Le président du Parlement libanais, Nabih Berry. Photo d'archives REUTERS/Mohamed Azakir
Le président du Parlement libanais, Nabih Berry, a affirmé mercredi que les contacts pour la formation du gouvernement étaient gelés, au lendemain des déclarations du chef de l'Etat, Michel Aoun, qui avait déploré que "certains tentent de créer de nouvelles coutumes" dans la constitution des cabinets.
"Le président Berry ne regrette pas et ne regrettera pas les sacrifices consentis pour la formation du gouvernement.

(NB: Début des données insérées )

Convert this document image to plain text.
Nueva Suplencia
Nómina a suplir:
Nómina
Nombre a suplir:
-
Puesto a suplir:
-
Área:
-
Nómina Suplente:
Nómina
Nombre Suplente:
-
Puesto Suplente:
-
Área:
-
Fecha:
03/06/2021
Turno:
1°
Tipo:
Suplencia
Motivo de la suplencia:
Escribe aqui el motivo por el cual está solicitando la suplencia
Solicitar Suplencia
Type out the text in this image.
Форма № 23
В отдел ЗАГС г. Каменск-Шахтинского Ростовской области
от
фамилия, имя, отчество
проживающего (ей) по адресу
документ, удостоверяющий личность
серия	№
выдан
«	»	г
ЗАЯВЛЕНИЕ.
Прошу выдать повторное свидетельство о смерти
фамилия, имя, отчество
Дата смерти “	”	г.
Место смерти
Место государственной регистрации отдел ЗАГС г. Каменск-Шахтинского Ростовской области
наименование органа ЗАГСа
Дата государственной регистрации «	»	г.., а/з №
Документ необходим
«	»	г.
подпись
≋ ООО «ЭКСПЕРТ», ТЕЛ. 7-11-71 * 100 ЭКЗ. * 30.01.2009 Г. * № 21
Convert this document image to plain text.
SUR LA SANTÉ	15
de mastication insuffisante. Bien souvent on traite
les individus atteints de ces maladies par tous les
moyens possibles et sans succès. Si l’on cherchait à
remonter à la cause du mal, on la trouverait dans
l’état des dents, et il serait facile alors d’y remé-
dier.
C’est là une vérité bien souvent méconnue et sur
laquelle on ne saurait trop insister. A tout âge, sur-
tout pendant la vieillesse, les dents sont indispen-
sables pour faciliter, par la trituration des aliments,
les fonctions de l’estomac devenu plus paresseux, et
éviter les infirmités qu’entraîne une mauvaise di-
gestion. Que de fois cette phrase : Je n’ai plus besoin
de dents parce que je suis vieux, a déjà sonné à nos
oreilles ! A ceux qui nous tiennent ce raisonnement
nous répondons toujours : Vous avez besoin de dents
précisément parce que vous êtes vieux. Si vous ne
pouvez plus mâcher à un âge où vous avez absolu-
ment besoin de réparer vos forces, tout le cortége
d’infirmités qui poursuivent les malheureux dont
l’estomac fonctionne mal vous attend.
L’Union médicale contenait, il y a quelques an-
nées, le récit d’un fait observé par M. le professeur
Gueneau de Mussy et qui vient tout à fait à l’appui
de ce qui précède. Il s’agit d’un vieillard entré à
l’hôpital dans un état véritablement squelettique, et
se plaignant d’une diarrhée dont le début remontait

Malheureusement, il n'y a plus de contacts, ils sont gelés", a déclaré Ali Bazzi, député membre du bloc parlementaire de M. Berry, à l'issue de la réunion hebdomadaire des députés. "Nous ne voulons accuser personne du retard pris dans la formation du cabinet", a ajouté M. Bazzi, tout en estimant que "les Libanais ont le droit d'avoir un gouvernement".
La formation du gouvernement semblait imminente le week-end dernier avant l'apparition de nouvelles complications. Samedi, les six députés sunnites pro-8 Mars, alliés au Hezbollah, avaient annoncé qu'ils retiraient le nom de Jawad Adra de leur liste de ministrables à présenter au président de la République. Selon des informations concordantes, cette décision est motivée par la volonté du chef du Courant patriotique (CPL), Gebran Bassil, d'attirer M. Adra dans son giron et de former avec les ministres nommés par son parti et le chef de l’État un groupe de 11 ministres pour constituer un tiers de blocage au sein du gouvernement. D'autres discussions décisives ont également eu lieu durant toute la journée de samedi, notamment concernant la répartition de certains portefeuilles ministériels - dont ceux de l'Information, l'Industrie, l'Agriculture et l'Environnement - entre les formations politiques.